Another scenario where Trusts should be considered in a Will is when looking at succession planning for a blended family. A Trust can be used as a strategic part of estate planning to ensure that your estate is safeguarded and distributed the way you would like after death.

However, Trusts can also be very beneficial when set up during your lifetime for a number of different reasons.

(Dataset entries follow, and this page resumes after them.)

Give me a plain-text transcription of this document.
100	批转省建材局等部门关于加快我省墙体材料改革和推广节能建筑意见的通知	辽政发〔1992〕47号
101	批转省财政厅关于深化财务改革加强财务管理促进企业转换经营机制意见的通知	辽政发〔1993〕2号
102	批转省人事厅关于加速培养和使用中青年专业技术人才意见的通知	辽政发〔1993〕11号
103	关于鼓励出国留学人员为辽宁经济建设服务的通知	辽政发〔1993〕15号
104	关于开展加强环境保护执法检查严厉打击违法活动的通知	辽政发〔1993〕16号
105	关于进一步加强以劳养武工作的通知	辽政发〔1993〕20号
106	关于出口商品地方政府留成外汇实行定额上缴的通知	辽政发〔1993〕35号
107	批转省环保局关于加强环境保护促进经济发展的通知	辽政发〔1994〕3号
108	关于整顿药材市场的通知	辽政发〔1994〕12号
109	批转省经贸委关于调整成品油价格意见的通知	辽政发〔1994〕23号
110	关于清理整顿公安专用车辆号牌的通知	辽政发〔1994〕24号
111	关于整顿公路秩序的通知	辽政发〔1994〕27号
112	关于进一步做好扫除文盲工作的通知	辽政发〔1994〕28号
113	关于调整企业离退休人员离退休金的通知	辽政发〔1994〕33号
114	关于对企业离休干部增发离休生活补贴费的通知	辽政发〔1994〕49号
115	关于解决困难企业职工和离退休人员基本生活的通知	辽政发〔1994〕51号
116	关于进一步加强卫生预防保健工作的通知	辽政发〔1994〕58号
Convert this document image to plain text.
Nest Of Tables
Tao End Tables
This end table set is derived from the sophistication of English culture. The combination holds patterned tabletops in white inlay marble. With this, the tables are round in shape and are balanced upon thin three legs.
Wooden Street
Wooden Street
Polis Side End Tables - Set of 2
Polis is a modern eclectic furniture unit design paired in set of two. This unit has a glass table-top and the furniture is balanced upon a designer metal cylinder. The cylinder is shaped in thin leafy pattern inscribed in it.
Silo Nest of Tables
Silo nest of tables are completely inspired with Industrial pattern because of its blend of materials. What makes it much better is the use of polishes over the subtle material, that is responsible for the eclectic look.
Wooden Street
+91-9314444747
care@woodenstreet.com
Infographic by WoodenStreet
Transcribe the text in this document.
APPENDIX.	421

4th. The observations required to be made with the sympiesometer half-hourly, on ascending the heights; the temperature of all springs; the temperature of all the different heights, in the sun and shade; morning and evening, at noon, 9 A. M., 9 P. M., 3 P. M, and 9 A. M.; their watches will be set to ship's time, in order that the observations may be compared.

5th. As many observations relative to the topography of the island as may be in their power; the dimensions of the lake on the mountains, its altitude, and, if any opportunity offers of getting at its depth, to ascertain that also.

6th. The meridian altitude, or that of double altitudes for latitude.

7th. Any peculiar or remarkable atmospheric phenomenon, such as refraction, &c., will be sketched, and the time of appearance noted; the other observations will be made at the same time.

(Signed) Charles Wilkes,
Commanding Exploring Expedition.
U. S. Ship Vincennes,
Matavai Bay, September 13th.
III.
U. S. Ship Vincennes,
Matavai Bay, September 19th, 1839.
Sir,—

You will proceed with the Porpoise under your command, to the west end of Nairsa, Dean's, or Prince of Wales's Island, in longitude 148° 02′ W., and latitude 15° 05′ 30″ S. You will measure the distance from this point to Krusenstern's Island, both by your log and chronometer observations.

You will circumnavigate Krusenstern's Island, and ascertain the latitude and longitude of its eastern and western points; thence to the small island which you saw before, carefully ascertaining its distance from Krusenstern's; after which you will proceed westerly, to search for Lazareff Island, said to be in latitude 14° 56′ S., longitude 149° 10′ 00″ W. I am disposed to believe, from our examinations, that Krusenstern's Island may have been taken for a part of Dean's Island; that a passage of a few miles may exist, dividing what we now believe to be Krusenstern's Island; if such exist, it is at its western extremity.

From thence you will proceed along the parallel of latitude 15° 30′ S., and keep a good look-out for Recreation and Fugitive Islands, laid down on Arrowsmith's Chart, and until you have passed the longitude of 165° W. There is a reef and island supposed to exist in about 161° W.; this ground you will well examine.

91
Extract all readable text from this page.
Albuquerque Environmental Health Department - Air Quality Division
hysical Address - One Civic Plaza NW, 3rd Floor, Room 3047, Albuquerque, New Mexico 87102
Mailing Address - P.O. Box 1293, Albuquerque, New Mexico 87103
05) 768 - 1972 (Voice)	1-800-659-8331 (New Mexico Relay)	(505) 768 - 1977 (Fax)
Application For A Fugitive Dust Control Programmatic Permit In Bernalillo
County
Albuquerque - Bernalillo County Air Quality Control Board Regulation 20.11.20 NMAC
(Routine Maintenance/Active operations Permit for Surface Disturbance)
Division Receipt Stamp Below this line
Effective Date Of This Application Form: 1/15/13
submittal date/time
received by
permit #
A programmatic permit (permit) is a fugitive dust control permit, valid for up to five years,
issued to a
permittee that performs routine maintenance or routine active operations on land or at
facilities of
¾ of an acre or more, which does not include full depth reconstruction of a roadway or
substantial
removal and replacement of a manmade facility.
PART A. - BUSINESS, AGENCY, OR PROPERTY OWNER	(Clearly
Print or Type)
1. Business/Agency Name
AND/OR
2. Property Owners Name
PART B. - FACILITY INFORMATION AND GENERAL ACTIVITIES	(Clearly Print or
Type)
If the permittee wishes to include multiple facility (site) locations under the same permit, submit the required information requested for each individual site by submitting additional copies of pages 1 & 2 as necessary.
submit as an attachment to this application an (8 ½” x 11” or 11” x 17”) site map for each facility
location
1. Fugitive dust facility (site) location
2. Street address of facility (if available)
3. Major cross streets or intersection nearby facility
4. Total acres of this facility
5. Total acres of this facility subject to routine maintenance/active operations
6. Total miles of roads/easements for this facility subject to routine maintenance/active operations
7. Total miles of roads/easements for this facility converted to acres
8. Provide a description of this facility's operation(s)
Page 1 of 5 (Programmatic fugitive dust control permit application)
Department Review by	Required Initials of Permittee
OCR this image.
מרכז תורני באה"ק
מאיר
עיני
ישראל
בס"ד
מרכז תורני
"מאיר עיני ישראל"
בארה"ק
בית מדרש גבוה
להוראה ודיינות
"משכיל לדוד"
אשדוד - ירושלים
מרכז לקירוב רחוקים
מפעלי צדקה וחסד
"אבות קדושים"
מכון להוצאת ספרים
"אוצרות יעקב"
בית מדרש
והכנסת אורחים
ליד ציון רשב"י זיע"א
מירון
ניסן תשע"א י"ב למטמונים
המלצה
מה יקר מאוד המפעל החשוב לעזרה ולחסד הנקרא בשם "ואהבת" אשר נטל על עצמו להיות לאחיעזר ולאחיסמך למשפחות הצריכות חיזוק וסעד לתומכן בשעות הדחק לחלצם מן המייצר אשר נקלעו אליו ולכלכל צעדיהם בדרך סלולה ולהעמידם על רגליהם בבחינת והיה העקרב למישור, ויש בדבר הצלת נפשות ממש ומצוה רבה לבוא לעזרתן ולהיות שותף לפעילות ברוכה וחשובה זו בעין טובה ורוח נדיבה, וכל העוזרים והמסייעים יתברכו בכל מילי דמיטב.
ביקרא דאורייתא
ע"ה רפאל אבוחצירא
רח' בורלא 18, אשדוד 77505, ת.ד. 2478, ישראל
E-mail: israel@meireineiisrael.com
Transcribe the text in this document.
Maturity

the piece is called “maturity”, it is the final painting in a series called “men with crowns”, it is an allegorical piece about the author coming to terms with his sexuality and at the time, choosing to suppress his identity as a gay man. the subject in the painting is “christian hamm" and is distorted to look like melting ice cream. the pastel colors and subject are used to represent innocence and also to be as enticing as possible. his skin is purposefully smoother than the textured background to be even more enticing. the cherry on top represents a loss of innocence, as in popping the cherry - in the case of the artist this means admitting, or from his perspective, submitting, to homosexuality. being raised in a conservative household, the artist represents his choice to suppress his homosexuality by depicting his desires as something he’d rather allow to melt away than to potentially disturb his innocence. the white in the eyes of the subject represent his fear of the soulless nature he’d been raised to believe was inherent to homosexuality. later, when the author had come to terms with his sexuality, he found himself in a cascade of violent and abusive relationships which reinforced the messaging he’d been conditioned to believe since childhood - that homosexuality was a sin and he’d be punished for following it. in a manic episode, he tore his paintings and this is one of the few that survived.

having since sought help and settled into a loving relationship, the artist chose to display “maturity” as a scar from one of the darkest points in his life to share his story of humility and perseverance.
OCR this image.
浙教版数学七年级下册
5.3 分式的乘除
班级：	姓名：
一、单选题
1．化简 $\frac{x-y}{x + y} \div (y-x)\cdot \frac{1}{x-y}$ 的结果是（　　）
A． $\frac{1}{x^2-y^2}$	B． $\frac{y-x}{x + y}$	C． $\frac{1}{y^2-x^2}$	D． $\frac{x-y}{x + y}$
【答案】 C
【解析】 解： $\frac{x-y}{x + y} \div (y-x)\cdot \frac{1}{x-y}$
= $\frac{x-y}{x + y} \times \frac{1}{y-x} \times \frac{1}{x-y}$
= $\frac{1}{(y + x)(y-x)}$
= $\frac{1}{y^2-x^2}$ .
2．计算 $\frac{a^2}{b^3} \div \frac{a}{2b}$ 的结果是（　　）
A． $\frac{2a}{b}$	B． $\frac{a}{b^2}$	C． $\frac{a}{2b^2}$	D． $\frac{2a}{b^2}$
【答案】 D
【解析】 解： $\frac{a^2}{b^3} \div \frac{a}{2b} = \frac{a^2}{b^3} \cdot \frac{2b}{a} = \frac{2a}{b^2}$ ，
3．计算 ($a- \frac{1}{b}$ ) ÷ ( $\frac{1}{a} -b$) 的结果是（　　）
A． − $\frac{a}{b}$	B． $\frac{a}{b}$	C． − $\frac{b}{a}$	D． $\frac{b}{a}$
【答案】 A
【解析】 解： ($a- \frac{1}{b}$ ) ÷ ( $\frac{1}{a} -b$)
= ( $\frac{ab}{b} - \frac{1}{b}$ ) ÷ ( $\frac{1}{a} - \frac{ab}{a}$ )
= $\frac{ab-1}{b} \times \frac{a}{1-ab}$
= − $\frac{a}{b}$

Most often, these reasons are for:

  • Later life planning – for example, planning in case you might need to consider how to fund future care needs or move into a care home
  • Compensation award management – for example following personal injury or similar awards made following legal proceedings
  • Inheritance Tax planning – the use of Trusts can help reduce or even eliminate inheritance tax, ensuring more of your wealth are passed to your loved ones and chosen beneficiaries
  • School fee planning by grandparents – trusts can be an excellent way of allowing for grandparents to assist with meeting their grandchildren's school or tuition fees and, if structured correctly, this can also help the grandparents reduce their potential inheritance tax liability
  • Managing assets through a charitable trust - It is not uncommon for wealthier clients to set up their own charitable Trust which can be managed by Trustees to contribute to the clients’ preferred charitable causes. As well as supporting good initiatives, there are various tax benefits to managing contributions in this way.

Trusts are an important tool in estate planning that should not be overlooked.